After a violent encounter with a bartender establishes the kid as a formidable fighter, he joins a party of ill-armed U.S. Army irregulars on a filibustering mission led by a Captain White. Shortly after entering Mexico, they are attacked and massacred by a band of Comanche warriors. Few of them survive. Arrested as a filibuster in Chihuahua, the kid is set free when his acquaintance Toadvine tells the authorities they will make useful Indian hunters for the state's newly hired scalphunting operation. They join Glanton and his gang, and the bulk of the novel is devoted to detailing their activities and conversations. The gang encounters a traveling carnival, and, in untranslated Spanish, each of their fortunes is told with Tarot cards. The gang originally contract with various regional leaders to protect locals from marauding Apaches, and are given a bounty for each scalp they recover. Before long, however, they devolve into the outright murder of unthreatening Indians, unprotected Mexican villages, and eventually even the Mexican army and anyone else who crosses their path.

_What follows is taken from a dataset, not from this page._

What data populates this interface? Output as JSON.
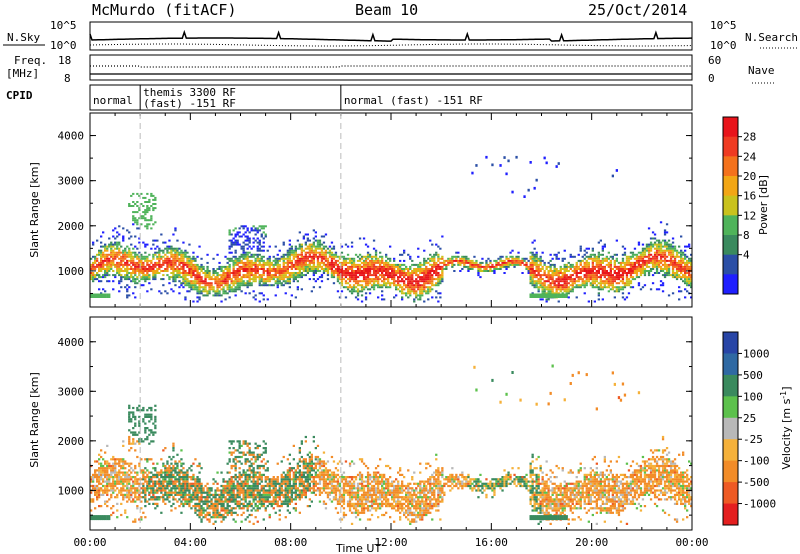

Throughout the novel Holden is presented as a profoundly mysterious and awe-inspiring figure; the others seem to regard him as not quite human. Like the historical Holden of Samuel Chamberlain's autobiography, he is a child-killer, though almost no one in the gang expresses much distress at his committing these acts. According to the kid's new companion Ben Tobin, an "ex-priest", the Glanton gang first met the judge while fleeing for their lives from a much larger Apache group. In the middle of a blasted desert, they found Holden sitting on an enormous boulder, where he seemed to be waiting for the gang. They agreed to follow his leadership, and he took them to an extinct volcano, where, astoundingly, he instructed the ragged, desperate gang on how to manufacture gunpowder, enough to give them the advantage against the Apaches. When the kid remembers seeing Holden in Nacogdoches, Tobin tells the kid that each man in the gang claims to have met the judge before he joined forces with Glanton."

Scott also passed on a few tidbits about the background and setting for another proposed film, Tripoli, a William "Kingdom of Heaven" Monaghan-scripted tale of high adventure in 19th century North Africa, as a US diplomat teamed up with the dispossessed heir to the throne of Tripoli to challenge the heir's usurper brother.

There is lots more to read in the interview over atEmpire.

Have any of you read Blood Meridian? No Country for Old Men was a brilliant movie and The Road was a great book, so I imagine Blood Meridian is a cracking read and seems to be another movie in the slow Hollywood build up of Westerns in recent years. I also like the sound of the mysterious Holden being viewed by some as not quite human (a bit like Anton Chigurh played by Javier Bardem in No Country for Old Men). Who could you see playing the monstrous and hairless Judge Holden?